THE ROOSTER AND THE GUNSLINGER
It had been all her fault, but Helen sat quietly in agony
and dread in the single room school house. She knew she would hate the
discussion that was to come between Mister Adams, the school teacher, and her
father. If only she had been more careful not to let the teacher catch her
again. She sat looking at the red marks that transected her left hand, knowing
how displeased her father would be.
Helen had been caught writing with her left hand and the teacher
had been quick to notice and punish her for it. Usually, she was careful to
change hands before he got to her row, but she was trying to be so careful in
what she was writing that she had not noticed his approach. Instantly, she was
called out in front of the class, “Helen Harkis what hand should we write
with?”
She looked down at her paper; cheeks flushed with
humiliation, “The right hand sir.”
The teacher creased his brow, “And what hand are you
using?”
She held back the tears in her answer, “My left hand sir.”
“Writing with your left hand is not permitted Miss Harkis,”
the teacher stated. “It is the work of the devil!”
Helen was defeated and bowed her head in shame.
“Put forth your left hand in the middle of your desk,” added
the teacher. “Class, what is the punishment for writing with your left hand?”
The class looked at Helen and back at the teacher. The
students that had received similar punishments in the past writhed in their
desks. Suddenly a voice shot the answer into the air, “A ruler across the
hand!”
“Thank you Miss Parsons for the correct answer,” the teacher
turned to address the young lady, who had a faint grin on her face. Helen’s
eyes met Betty Parsons with a look of fury. Helen and Betty had always fought
and this would add to the list of reasons that Helen hated her so much.
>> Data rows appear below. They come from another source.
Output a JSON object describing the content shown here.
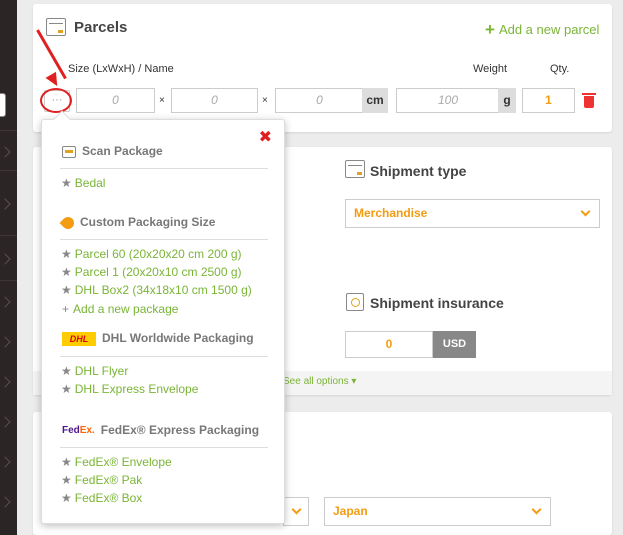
{
  "parcels": {
    "title": "Parcels",
    "add_label": "Add a new parcel",
    "size_label": "Size (LxWxH) / Name",
    "weight_label": "Weight",
    "qty_label": "Qty.",
    "dots_label": "···",
    "length_placeholder": "0",
    "width_placeholder": "0",
    "height_placeholder": "0",
    "dim_unit": "cm",
    "weight_placeholder": "100",
    "weight_unit": "g",
    "qty_value": "1",
    "times": "×"
  },
  "shipment_type": {
    "title": "Shipment type",
    "selected": "Merchandise"
  },
  "shipment_insurance": {
    "title": "Shipment insurance",
    "amount": "0",
    "currency": "USD"
  },
  "see_all_label": "See all options ▾",
  "country_select": "Japan",
  "popup": {
    "close_label": "✖",
    "scan_title": "Scan Package",
    "scan_items": [
      "Bedal"
    ],
    "custom_title": "Custom Packaging Size",
    "custom_items": [
      "Parcel 60 (20x20x20 cm 200 g)",
      "Parcel 1 (20x20x10 cm 2500 g)",
      "DHL Box2 (34x18x10 cm 1500 g)"
    ],
    "add_package_label": "Add a new package",
    "dhl_logo_text": "DHL",
    "dhl_title": "DHL Worldwide Packaging",
    "dhl_items": [
      "DHL Flyer",
      "DHL Express Envelope"
    ],
    "fedex_logo_fed": "Fed",
    "fedex_logo_ex": "Ex.",
    "fedex_title": "FedEx® Express Packaging",
    "fedex_items": [
      "FedEx® Envelope",
      "FedEx® Pak",
      "FedEx® Box"
    ]
  },
  "colors": {
    "accent_green": "#7ab536",
    "accent_orange": "#f39c12",
    "annotation_red": "#e02020"
  }
}
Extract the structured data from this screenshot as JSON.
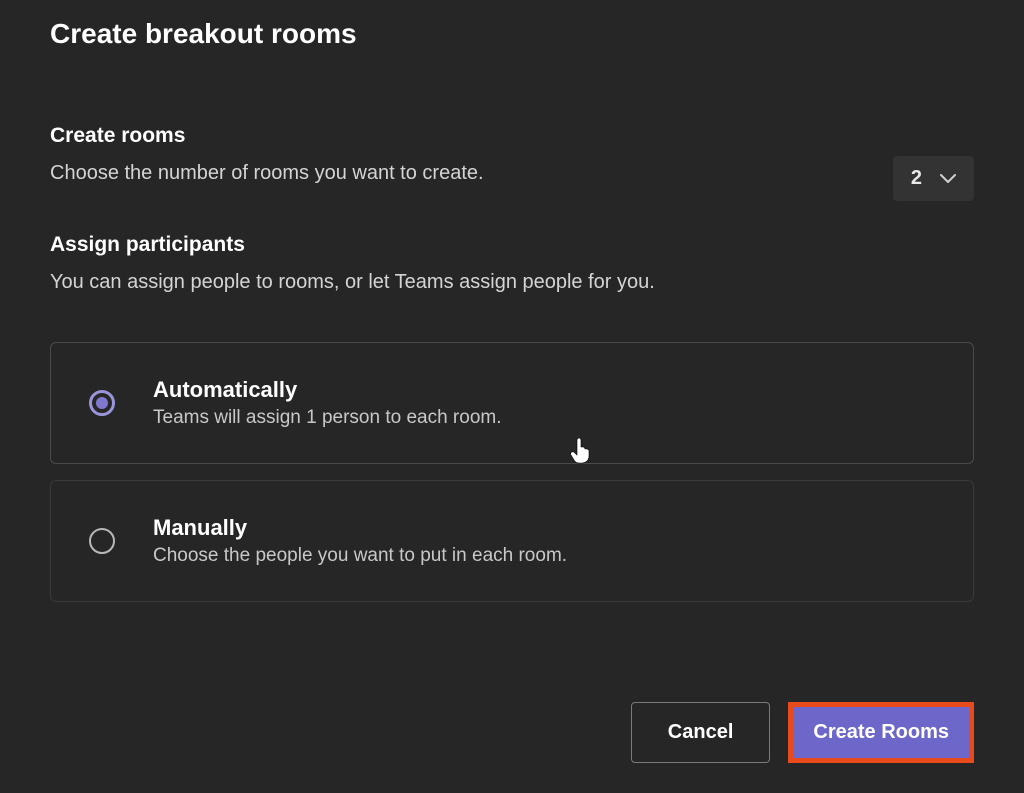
{
  "dialog": {
    "title": "Create breakout rooms"
  },
  "createRooms": {
    "heading": "Create rooms",
    "description": "Choose the number of rooms you want to create.",
    "selectorValue": "2"
  },
  "assignParticipants": {
    "heading": "Assign participants",
    "description": "You can assign people to rooms, or let Teams assign people for you."
  },
  "options": {
    "automatically": {
      "title": "Automatically",
      "subtitle": "Teams will assign 1 person to each room."
    },
    "manually": {
      "title": "Manually",
      "subtitle": "Choose the people you want to put in each room."
    }
  },
  "buttons": {
    "cancel": "Cancel",
    "create": "Create Rooms"
  }
}
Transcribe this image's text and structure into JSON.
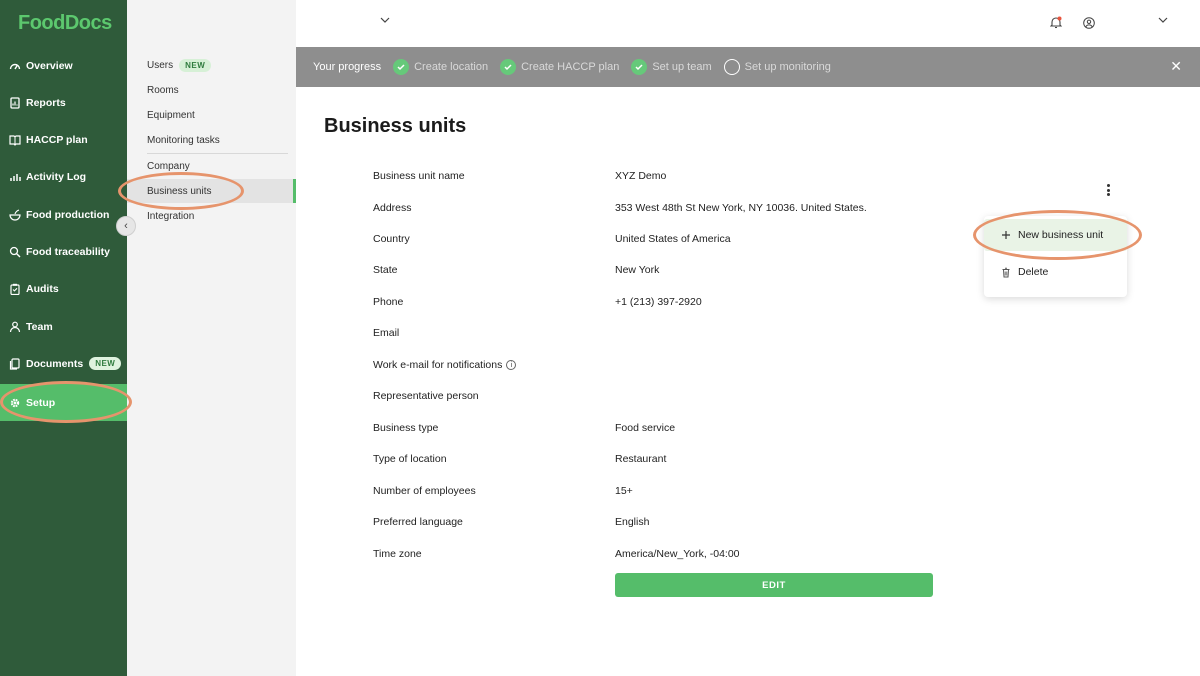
{
  "app": {
    "logo": "FoodDocs"
  },
  "nav": {
    "items": [
      {
        "label": "Overview",
        "icon": "gauge-icon"
      },
      {
        "label": "Reports",
        "icon": "report-icon"
      },
      {
        "label": "HACCP plan",
        "icon": "book-icon"
      },
      {
        "label": "Activity Log",
        "icon": "bars-icon"
      },
      {
        "label": "Food production",
        "icon": "bowl-icon"
      },
      {
        "label": "Food traceability",
        "icon": "search-icon"
      },
      {
        "label": "Audits",
        "icon": "clipboard-icon"
      },
      {
        "label": "Team",
        "icon": "person-icon"
      },
      {
        "label": "Documents",
        "icon": "documents-icon",
        "badge": "NEW"
      },
      {
        "label": "Setup",
        "icon": "gear-icon",
        "active": true
      }
    ]
  },
  "subnav": {
    "items": [
      {
        "label": "Users",
        "badge": "NEW"
      },
      {
        "label": "Rooms"
      },
      {
        "label": "Equipment"
      },
      {
        "label": "Monitoring tasks"
      },
      {
        "label": "Company"
      },
      {
        "label": "Business units",
        "active": true
      },
      {
        "label": "Integration"
      }
    ]
  },
  "progress": {
    "lead": "Your progress",
    "steps": [
      {
        "label": "Create location",
        "done": true
      },
      {
        "label": "Create HACCP plan",
        "done": true
      },
      {
        "label": "Set up team",
        "done": true
      },
      {
        "label": "Set up monitoring",
        "done": false
      }
    ],
    "close": "✕"
  },
  "main": {
    "title": "Business units",
    "fields": [
      {
        "label": "Business unit name",
        "value": "XYZ Demo"
      },
      {
        "label": "Address",
        "value": "353 West 48th St New York, NY 10036. United States."
      },
      {
        "label": "Country",
        "value": "United States of America"
      },
      {
        "label": "State",
        "value": "New York"
      },
      {
        "label": "Phone",
        "value": "+1 (213) 397-2920"
      },
      {
        "label": "Email",
        "value": ""
      },
      {
        "label": "Work e-mail for notifications",
        "value": "",
        "info": "i"
      },
      {
        "label": "Representative person",
        "value": ""
      },
      {
        "label": "Business type",
        "value": "Food service"
      },
      {
        "label": "Type of location",
        "value": "Restaurant"
      },
      {
        "label": "Number of employees",
        "value": "15+"
      },
      {
        "label": "Preferred language",
        "value": "English"
      },
      {
        "label": "Time zone",
        "value": "America/New_York, -04:00"
      }
    ],
    "edit_label": "EDIT"
  },
  "menu": {
    "new_label": "New business unit",
    "delete_label": "Delete"
  },
  "colors": {
    "nav_bg": "#2f5b3a",
    "accent": "#55bd6a",
    "progress_bg": "#8e8e8e",
    "annotation": "#e6946c"
  }
}
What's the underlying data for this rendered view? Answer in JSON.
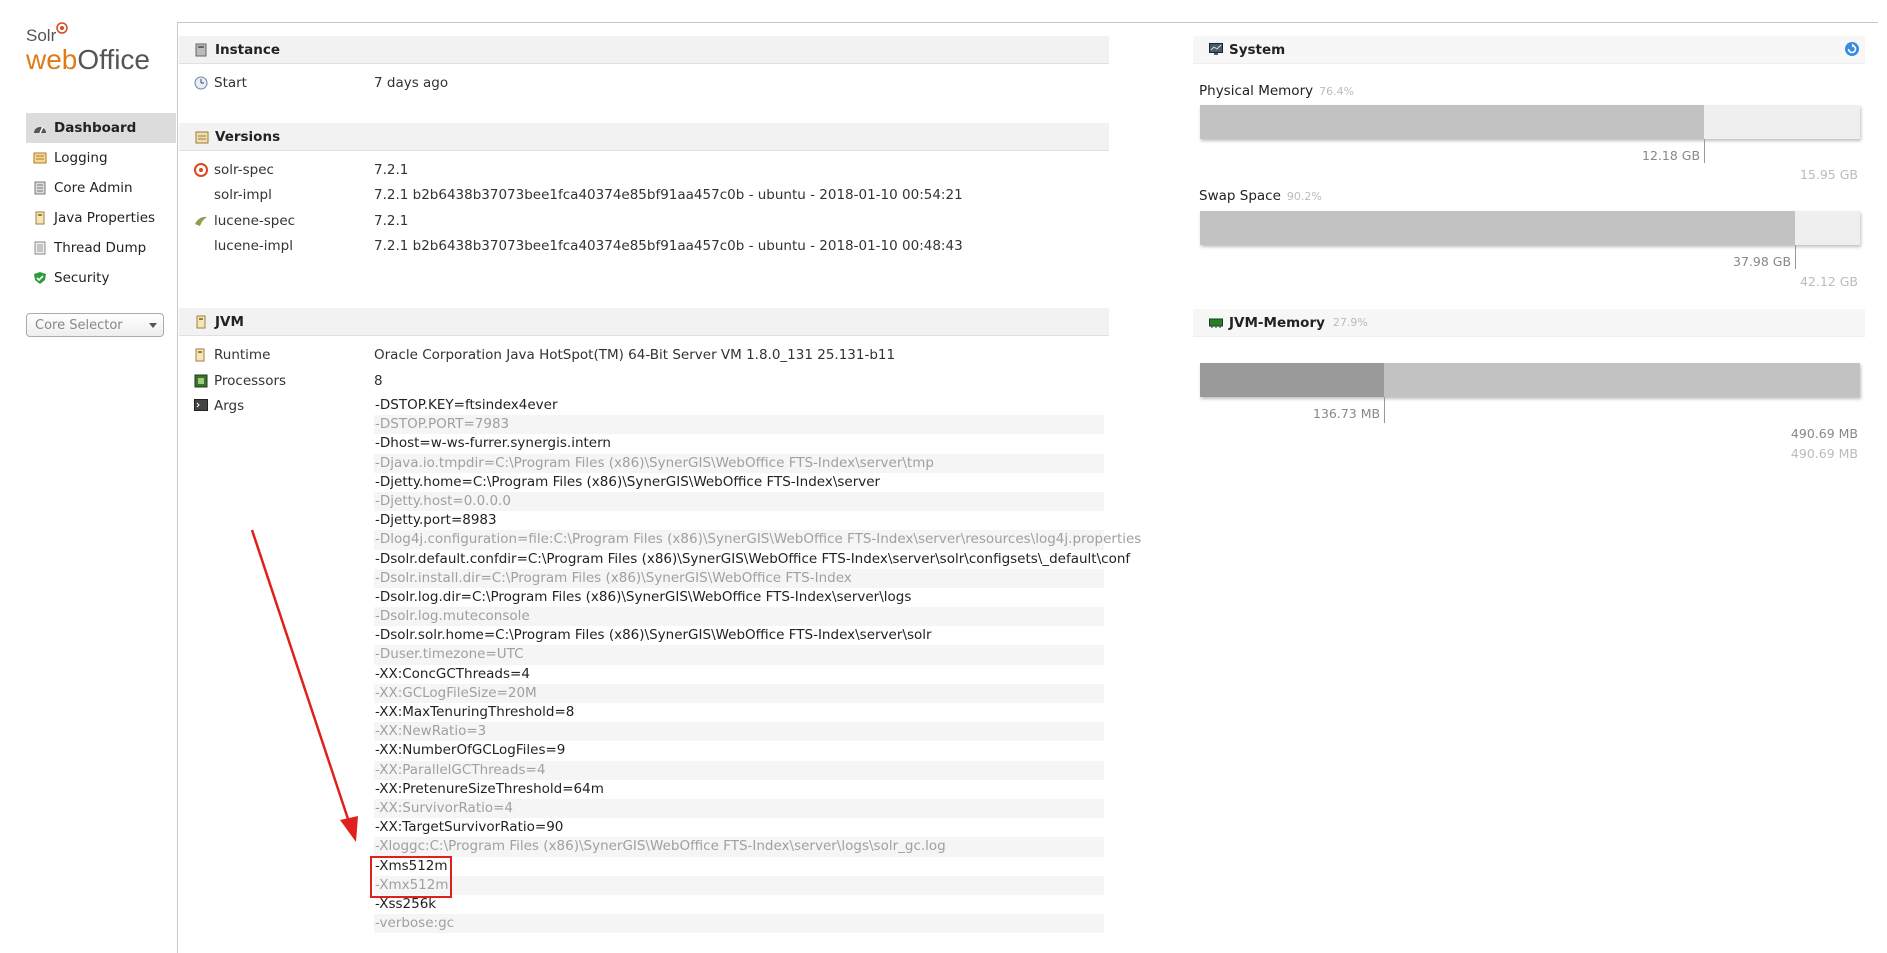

The teacher turned back to Helen and with a shake of his
head whispered, “When will you learn Miss Harkis to do as you are told.” As
quick as a snake strike, he snapped the ruler he cradled with pride across her
fingers. The sensation was twice as sharp as the day before and Helen inhaled
deeply. The teacher had managed to hit the exact place where the red welts lie
from yesterday.
Now, she sat waiting for her father, who had insisted on
speaking to the school teacher about such punishment. It took what had seemed
forever before her father came down the lane towards the school house on the
back of his favorite roan stallion, Whip. Her father dismounted to the left of
the front stairs and tied up Whip to the weathered post that stood there. Helen
and the teacher descended to greet her father. Her father stood tall and firm
to his spot at the foot of the stairs. His eyes scanned Helen and he did not
miss her hiding her hands in the folds of her dress. “Mister Harkis, good to see you sir,” the teacher remarked as he advanced with his hand outstretched towards Helen’s father.
The teacher was dumb-struck by this tone of address and lack
of civility by Mister Harkis. “Do you understand Mister Adams?” The question
shook the teacher from his momentary stupor.
“Come Helen, let’s go,” her father stated calmly and
reaching out to his daughter. Helen moved quietly and quickly to her father,
who lifted her to the horse’s back. As her father mounted Whip, he drove the
horse back around the corner of the school and to where he could still address
Mister Adams. The teacher turned in astonishment, stuttering in protest and with growing rage, “Mister … Mister Harkis…I say…this is completely…”
At that very moment, a rooster from the neighboring farm
scampered across the gravel and dirt road about 30 feet ahead. With blazing
speed her father drew his pistol from the saddle holster with his left hand and
with a single shot beheaded the unlucky target. “You see Mister Adams there is
absolutely nothing the matter with being left handed!”
THE END
Post Note: Helen Harkis Hoelscher was my grandmother; she was
born in 1914 and raised in Hudson, Colorado on a cattle ranch homesteaded by my
great-grandfather, Deck Harkis. Deck settled in Colorado after years of driving
cattle from Texas to Kansas along the Chisholm Trail. Deck Harkis had been
raised by his maternal Grandfather, Captain J. Cameron of Mississippi and had
received a southern, military school education. He was considered an Ace shot
and was left-handed. This is a fictionalization of a true story my grandmother
use to tell often from her childhood.